Client ──> Task (interface) ── run(ctx)
             ▲
      ┌──────┴─────────┐
   FuncTask        TaskGroup (Composite)
                     └─ [Task, Task, Task or nested TaskGroup...]

Step-by-step idea

  1. Define a tiny Task interface: run(ctx) -> None.
  2. Leaf: wrap a function as FuncTask.
  3. Composite: TaskGroup holds a list of Task and runs them in order.
  4. Client calls .run(ctx) on either a FuncTask or a TaskGroup—same API.
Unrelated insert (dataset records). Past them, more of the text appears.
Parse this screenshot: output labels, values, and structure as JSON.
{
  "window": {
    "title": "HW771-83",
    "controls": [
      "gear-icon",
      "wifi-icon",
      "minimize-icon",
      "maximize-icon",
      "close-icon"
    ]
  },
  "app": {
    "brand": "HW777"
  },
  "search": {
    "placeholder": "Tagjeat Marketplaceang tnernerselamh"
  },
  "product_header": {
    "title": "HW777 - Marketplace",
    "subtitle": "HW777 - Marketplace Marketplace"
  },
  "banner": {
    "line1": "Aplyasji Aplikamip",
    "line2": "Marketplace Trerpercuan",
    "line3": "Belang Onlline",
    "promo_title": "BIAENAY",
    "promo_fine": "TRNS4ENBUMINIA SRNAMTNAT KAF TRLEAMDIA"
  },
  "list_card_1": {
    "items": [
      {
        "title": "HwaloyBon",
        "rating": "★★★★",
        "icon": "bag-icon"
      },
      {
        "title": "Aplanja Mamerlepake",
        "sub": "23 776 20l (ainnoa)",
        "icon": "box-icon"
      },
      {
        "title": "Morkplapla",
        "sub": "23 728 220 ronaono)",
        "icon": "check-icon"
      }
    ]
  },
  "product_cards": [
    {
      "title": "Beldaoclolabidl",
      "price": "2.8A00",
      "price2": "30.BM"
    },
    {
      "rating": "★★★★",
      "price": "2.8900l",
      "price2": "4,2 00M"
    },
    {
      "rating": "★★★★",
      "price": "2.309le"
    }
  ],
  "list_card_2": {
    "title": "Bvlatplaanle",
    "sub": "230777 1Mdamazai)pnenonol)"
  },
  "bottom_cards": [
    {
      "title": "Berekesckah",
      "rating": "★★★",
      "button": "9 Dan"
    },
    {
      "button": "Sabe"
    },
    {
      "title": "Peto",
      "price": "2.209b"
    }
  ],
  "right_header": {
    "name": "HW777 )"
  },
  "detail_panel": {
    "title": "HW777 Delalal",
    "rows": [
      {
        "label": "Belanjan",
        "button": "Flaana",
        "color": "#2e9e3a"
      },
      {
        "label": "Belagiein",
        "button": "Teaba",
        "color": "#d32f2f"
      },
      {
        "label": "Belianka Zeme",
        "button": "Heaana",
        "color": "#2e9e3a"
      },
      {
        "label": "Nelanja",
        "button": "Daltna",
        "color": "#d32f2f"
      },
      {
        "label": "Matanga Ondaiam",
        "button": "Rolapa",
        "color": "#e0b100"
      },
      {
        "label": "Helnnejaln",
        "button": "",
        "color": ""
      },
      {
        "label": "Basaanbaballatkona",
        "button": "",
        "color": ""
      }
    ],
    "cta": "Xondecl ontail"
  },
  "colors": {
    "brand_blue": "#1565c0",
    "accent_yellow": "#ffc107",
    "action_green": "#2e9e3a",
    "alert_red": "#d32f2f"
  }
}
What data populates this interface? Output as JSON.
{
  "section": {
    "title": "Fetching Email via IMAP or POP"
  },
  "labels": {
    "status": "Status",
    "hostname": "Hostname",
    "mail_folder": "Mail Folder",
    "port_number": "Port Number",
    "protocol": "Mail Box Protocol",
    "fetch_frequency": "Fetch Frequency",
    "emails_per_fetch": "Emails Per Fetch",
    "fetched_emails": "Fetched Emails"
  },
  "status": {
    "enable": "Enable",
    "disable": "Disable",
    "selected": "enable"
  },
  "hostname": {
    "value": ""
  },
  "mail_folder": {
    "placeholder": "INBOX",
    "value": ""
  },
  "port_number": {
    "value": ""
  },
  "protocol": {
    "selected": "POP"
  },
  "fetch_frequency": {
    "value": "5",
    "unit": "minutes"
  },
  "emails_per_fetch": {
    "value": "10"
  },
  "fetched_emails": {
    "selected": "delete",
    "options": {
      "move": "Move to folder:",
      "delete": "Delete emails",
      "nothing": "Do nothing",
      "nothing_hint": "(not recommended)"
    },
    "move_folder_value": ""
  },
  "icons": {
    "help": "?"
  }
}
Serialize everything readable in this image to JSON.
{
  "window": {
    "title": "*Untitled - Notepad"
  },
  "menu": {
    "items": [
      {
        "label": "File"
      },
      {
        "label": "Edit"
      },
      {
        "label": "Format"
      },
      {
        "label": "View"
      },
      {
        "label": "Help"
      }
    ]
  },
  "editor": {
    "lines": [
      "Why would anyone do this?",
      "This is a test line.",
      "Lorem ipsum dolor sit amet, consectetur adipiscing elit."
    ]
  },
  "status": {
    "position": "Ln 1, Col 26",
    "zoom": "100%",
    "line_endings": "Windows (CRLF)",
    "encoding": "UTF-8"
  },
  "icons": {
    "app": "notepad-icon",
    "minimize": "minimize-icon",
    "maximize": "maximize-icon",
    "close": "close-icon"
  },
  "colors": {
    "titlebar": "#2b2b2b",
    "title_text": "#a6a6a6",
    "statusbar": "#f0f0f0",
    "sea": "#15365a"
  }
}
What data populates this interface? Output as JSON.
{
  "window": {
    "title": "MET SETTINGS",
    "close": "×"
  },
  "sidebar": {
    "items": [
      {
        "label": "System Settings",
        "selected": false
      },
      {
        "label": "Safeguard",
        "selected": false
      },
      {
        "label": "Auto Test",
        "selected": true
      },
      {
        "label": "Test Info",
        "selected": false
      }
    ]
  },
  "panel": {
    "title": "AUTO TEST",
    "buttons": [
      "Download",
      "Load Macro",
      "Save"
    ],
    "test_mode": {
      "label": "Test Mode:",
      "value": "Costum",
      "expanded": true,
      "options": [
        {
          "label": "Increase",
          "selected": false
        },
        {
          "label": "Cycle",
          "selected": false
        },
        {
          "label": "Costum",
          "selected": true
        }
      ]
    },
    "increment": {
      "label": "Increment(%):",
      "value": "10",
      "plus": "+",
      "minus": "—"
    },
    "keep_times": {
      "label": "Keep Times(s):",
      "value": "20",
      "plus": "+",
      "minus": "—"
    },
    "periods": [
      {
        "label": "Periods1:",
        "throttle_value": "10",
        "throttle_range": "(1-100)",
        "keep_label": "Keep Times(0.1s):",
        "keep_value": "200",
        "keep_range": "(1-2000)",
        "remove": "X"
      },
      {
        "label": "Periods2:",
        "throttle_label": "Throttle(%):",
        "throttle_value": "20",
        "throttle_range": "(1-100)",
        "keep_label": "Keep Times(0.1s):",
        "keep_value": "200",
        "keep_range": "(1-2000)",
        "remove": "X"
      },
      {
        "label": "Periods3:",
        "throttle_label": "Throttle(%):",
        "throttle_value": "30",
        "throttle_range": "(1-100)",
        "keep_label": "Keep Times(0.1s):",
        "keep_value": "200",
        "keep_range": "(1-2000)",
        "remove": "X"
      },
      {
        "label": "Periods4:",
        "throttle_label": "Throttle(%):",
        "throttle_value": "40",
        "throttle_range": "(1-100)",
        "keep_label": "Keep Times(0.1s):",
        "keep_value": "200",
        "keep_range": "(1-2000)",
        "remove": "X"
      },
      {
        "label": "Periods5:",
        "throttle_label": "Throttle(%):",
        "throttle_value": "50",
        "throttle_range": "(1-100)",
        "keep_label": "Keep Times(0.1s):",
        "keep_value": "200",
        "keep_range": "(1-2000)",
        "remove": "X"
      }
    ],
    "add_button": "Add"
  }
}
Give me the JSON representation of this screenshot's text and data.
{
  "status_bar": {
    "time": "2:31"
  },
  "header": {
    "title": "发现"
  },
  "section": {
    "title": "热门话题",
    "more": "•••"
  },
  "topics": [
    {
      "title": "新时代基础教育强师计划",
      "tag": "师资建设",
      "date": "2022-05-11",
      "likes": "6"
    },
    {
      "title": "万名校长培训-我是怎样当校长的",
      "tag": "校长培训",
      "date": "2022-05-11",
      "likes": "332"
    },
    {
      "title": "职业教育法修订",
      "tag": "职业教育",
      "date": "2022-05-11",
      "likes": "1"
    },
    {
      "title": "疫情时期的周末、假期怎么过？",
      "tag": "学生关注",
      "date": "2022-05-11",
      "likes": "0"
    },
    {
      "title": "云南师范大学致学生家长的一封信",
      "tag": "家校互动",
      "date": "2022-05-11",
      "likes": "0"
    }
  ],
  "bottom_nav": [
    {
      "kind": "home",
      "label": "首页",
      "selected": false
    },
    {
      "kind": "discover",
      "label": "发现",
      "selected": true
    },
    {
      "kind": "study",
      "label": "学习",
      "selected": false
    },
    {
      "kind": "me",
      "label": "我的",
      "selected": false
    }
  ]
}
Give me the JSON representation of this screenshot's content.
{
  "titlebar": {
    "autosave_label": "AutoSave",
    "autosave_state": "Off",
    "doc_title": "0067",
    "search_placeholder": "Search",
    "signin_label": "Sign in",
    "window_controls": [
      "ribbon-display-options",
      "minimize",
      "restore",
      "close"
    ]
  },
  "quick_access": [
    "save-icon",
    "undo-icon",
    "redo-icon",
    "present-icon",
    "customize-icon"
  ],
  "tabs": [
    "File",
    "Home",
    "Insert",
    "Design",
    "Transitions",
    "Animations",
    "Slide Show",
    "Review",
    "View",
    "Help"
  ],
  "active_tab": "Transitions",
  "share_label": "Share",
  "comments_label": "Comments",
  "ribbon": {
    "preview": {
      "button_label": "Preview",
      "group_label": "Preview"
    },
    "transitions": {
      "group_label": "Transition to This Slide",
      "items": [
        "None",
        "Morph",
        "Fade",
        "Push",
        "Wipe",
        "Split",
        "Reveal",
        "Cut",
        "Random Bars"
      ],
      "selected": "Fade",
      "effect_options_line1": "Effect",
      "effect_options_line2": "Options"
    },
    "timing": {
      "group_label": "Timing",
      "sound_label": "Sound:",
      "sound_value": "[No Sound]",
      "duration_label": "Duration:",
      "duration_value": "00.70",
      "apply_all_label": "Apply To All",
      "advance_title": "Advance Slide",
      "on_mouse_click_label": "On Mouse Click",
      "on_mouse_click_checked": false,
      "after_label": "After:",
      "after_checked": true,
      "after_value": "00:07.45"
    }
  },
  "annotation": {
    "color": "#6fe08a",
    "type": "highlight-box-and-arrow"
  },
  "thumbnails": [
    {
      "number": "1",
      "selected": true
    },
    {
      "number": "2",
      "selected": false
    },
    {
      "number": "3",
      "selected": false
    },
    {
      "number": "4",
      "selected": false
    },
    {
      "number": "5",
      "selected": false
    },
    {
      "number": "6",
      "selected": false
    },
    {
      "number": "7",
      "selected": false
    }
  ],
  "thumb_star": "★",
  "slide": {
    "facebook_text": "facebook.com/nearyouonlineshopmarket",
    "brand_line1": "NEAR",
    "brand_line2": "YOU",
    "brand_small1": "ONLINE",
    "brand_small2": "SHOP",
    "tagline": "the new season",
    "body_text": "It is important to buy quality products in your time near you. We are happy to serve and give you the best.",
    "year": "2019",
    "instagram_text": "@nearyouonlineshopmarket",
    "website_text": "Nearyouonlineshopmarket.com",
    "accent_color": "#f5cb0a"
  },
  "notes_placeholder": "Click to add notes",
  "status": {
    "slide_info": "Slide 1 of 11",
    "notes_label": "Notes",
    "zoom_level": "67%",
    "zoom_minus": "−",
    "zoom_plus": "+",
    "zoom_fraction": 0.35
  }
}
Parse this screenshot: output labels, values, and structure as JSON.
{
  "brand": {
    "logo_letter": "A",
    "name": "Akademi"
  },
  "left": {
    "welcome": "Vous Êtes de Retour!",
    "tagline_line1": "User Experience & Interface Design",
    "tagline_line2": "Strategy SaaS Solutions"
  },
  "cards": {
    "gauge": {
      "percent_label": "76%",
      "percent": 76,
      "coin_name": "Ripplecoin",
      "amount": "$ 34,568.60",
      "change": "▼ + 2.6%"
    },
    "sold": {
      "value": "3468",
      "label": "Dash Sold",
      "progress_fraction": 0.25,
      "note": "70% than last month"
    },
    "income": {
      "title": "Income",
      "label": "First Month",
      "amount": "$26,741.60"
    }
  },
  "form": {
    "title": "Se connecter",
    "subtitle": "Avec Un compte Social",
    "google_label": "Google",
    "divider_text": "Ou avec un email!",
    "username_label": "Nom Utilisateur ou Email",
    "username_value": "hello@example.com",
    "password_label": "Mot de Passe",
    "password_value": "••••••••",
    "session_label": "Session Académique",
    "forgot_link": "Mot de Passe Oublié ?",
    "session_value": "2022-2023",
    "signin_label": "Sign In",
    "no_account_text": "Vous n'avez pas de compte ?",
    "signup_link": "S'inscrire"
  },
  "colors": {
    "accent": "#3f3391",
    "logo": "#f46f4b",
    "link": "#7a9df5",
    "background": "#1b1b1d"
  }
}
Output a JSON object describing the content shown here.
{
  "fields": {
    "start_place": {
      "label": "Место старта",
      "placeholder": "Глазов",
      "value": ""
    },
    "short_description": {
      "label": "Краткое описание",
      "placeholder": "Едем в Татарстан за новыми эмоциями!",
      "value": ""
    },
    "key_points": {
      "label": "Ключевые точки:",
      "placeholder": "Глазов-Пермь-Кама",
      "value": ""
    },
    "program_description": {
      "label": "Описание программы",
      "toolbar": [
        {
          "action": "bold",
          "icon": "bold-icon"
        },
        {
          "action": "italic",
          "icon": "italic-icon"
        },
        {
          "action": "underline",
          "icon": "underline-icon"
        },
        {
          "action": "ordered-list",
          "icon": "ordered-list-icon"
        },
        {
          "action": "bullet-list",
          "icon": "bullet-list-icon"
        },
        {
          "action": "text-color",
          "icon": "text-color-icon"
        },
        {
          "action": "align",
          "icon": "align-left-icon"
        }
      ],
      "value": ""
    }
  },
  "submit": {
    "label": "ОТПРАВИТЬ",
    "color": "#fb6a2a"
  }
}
Python example (≤40 lines, type-hinted)

from __future__ import annotations
from dataclasses import dataclass, field
from typing import Protocol, Callable

class Task(Protocol):
    def run(self, ctx: dict) -> None: ...

@dataclass
class FuncTask:
    name: str
    fn: Callable[[dict], None]
    def run(self, ctx: dict) -> None: self.fn(ctx)

@dataclass
class TaskGroup:
    name: str
    steps: list[Task] = field(default_factory=list)
    def add(self, *tasks: Task) -> "TaskGroup":
        self.steps.extend(tasks); return self
    def run(self, ctx: dict) -> None:
        for t in self.steps: t.run(ctx)

# Example steps
extract = FuncTask("extract", lambda c: c.update(src=["a","b","c"]))
transform = FuncTask("transform", lambda c: c.update(out=[s.upper() for s in c["src"]]))
load = FuncTask("load", lambda c: c.setdefault("loaded", []).extend(c["out"]))
pipeline = TaskGroup("etl").add(TaskGroup("stage").add(extract, transform), load)

Tiny pytest (cements it)

def test_composite_runs_nested_groups():
    ctx = {}
    pipeline.run(ctx)
    assert ctx["src"] == ["a","b","c"]
    assert ctx["out"] == ["A","B","C"]
    assert ctx["loaded"] == ["A","B","C"]

Trade-offs & pitfalls

  • Pros: Uniform API for leaf vs group; easy nesting; clean composition of pipelines/DAGs.
  • Cons: Order and dependencies are implicit—can get tricky without validation.
  • Pitfalls:
    • Letting TaskGroup grow “smart” (branching, retries, parallelism) → becomes a framework. Keep it small.
    • Hidden coupling via ctx keys—document what each task reads/writes or use typed objects.
    • Silent failures—consider error handling policy in the group (stop on first error vs continue).

Pythonic alternatives

  • Simple list of callables: for fn in steps: fn(ctx) if you don’t need nesting.
  • Generators for streaming pipelines (data = step2(step1(data))).
  • Workflow libs (Airflow, Dagster, Prefect) when you need scheduling, retries, UI, parallelism.
  • dataclasses + explicit IO types to make ctx safer/typed.

Mini exercise

Add stop_on_error: bool = True to TaskGroup. If a task raises, stop and re-raise when True; otherwise continue and collect exceptions in ctx["errors"].

Checks (quick checklist)

  • Both leaf and group share the same interface (run(ctx)).
  • Groups just coordinate; no business logic.
  • Nesting works: groups can contain groups.
  • Error/ordering policy is explicit and tested.
  • ctx contract is documented or typed.